176 6.3.2.2.4. Step three: concepts and propositions

All the memos under each category were reviewed, analyzed and organized in a word document (as it is more easily managed than in Nvivo when it comes to memo organization). Accordingly, the research findings under a set of related concepts and propositions were produced in relation to the research aims and questions (review Chapter 7 where concepts and its propositions are explained). Concepts are “abstract ideas generalized from empirical facts” (Taylor and Bogdan 1998, p. 141). Concepts sharpen abstracts of categories (Tesch 1990, p. 124). In this study, they included abstract versions of the descriptions of the categories and the memos related to these categories. However, propositions explain or theorize the relationships between concepts and are the foundations for theory building (Tesch 1990), (See Chapter 7 for a review of the concepts and propositions derived by this study). Taylor and Bogdan (1998) stated:

“It is through concepts and propositions that the researcher moves from description to interpretation and theory” (1998, p. 144).

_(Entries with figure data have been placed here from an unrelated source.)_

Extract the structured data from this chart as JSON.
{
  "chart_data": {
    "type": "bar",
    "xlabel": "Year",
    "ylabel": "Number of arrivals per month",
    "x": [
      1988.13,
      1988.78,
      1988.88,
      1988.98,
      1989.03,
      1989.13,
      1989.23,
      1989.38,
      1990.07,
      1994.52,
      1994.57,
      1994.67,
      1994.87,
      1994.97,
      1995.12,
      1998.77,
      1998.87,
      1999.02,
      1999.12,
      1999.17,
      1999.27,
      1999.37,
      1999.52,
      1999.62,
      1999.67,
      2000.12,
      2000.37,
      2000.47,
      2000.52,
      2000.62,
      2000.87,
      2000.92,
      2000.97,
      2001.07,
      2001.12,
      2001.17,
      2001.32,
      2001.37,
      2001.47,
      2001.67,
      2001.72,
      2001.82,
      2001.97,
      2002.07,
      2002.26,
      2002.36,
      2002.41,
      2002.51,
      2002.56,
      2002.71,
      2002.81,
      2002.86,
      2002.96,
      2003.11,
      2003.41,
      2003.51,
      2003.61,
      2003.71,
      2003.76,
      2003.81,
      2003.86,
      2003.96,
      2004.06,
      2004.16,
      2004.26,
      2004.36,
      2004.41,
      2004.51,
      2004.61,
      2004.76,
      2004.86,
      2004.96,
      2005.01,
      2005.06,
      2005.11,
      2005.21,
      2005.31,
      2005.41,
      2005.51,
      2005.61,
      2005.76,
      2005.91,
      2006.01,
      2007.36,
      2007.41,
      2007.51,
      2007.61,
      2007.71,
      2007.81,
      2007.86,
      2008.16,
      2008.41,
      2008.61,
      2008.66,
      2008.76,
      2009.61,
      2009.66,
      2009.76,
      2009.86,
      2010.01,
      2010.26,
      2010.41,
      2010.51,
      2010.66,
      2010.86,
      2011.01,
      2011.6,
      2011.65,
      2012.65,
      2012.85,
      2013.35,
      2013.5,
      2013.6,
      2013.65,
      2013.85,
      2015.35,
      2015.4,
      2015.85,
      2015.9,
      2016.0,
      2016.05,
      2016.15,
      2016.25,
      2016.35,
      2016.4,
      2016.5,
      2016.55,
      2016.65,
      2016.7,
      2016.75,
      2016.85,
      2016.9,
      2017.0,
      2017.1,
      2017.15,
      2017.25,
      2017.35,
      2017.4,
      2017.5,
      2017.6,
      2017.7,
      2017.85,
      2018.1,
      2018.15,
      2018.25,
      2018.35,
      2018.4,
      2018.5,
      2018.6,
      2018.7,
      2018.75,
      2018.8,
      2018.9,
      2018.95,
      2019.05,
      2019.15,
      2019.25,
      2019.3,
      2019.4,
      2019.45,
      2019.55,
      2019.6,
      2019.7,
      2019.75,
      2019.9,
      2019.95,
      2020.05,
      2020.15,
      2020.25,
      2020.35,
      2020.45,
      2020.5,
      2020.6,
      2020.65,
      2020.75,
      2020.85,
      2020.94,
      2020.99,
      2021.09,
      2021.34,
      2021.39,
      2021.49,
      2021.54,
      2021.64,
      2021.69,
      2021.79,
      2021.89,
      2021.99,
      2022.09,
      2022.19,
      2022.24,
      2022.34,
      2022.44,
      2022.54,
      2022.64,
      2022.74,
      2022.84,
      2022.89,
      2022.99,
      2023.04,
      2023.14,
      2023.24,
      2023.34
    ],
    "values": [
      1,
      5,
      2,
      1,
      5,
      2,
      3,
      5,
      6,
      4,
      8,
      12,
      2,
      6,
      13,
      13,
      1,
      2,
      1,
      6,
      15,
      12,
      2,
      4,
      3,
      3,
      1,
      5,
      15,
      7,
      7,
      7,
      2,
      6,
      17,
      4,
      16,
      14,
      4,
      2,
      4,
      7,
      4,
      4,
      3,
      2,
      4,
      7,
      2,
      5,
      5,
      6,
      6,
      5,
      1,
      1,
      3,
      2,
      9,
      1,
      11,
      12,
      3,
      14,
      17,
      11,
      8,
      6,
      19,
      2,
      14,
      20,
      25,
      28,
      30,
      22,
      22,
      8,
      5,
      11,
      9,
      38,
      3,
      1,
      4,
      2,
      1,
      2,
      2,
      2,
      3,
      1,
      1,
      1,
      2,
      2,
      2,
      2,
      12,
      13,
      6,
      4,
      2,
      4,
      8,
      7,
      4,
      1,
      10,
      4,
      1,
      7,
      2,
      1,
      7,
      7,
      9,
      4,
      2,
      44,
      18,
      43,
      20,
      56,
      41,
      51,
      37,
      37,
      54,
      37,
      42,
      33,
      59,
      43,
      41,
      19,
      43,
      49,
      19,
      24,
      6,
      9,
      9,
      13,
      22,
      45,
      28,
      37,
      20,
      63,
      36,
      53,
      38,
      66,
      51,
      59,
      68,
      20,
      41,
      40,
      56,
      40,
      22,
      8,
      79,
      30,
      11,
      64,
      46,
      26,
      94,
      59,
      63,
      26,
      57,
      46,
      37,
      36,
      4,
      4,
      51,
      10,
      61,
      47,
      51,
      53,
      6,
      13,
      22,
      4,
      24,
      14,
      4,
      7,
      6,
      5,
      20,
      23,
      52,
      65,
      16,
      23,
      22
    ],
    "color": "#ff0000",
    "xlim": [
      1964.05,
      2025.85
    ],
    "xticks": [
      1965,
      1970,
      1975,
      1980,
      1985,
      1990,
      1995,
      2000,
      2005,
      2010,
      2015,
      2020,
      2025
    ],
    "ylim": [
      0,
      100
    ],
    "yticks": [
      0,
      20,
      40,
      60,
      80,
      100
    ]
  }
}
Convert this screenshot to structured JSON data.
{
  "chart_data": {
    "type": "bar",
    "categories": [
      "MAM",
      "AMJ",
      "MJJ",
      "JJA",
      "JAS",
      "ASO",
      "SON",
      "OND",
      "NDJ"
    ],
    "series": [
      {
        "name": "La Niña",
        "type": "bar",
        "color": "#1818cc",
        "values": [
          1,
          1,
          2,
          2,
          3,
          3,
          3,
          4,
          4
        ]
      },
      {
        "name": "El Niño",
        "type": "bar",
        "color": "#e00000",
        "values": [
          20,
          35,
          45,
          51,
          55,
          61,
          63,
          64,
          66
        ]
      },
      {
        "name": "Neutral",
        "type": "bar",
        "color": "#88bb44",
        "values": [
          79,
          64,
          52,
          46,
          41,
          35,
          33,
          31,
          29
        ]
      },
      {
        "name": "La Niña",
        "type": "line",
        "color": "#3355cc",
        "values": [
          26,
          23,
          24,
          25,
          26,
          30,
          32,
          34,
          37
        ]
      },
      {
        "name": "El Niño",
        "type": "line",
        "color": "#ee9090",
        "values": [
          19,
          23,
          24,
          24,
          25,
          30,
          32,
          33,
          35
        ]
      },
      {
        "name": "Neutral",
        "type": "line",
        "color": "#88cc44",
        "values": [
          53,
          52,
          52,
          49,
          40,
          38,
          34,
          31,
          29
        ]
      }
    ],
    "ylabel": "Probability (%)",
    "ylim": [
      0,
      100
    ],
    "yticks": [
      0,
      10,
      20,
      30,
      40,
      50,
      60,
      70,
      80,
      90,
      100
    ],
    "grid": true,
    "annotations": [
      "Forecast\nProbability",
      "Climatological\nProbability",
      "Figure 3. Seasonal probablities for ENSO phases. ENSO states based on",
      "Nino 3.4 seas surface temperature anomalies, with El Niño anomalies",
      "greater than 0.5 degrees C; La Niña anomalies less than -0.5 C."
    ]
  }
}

The final result of this stage is thus a descriptive model which explains the data which the researcher has assembled (Becker and Geer 1982; cited in Tesch 1990, p. 83).

Based on the strategy adopted to generate a theory (see Figure 8) the findings of this study needed to be further investigated in light of the prior theories. This is in order to realize more validity for the research outcome. Here, the findings of this study are interpreted through a theoretical lens (which includes, mainly, DeLone and MacLean (1992, 2003) IS success theory and other IS and DMS prior theories). Hence, enfolding literature represented the final stage before the introduction of the theory based mode of DMS effectiveness evaluation (see Figure 8).

6.4. Chapter summary

This chapter outlines the process of collecting and analyzing the evidence of this study.

It describes the case of this study which is the Egyptian DMS experience (the Touregypt project). Also, both the primary and secondary stakeholders of the Touregypt project as well as the methods used to collect data from each of them have been identified. This chapter, then, details the actual process of data collection

177 starting by discussing the activity model of the pre-field word stage (the preliminary literature review and the exploratory study). This is followed by a discussion on the procedures and the overlapping nature of the fieldwork process, see Figure 11. Data collection techniques included structured and semi-structured interviews, observation, document survey, and forum and website analysis. Subsequently, the process of the data analysis has been discussed with the aim of justifying the use of Meso discourse analysis approach, see Figure 16. The Meso analysis of this study has combined both Gee approach (2005) of discourse analysis and Miles and Huberman approach (1994), see section 6.3.1. Further, the process of doing the analysis has been presented and justified. The codes of the research have emerged from the data with a few prior ideas.

The first step of the process was a set of general themes emerged from the research activity model (see Section ‎6.3.2.2.1). This is followed by the identification of the early and abstract codes inductively and then drawing the final concepts and propositions as further explained in the next chapter.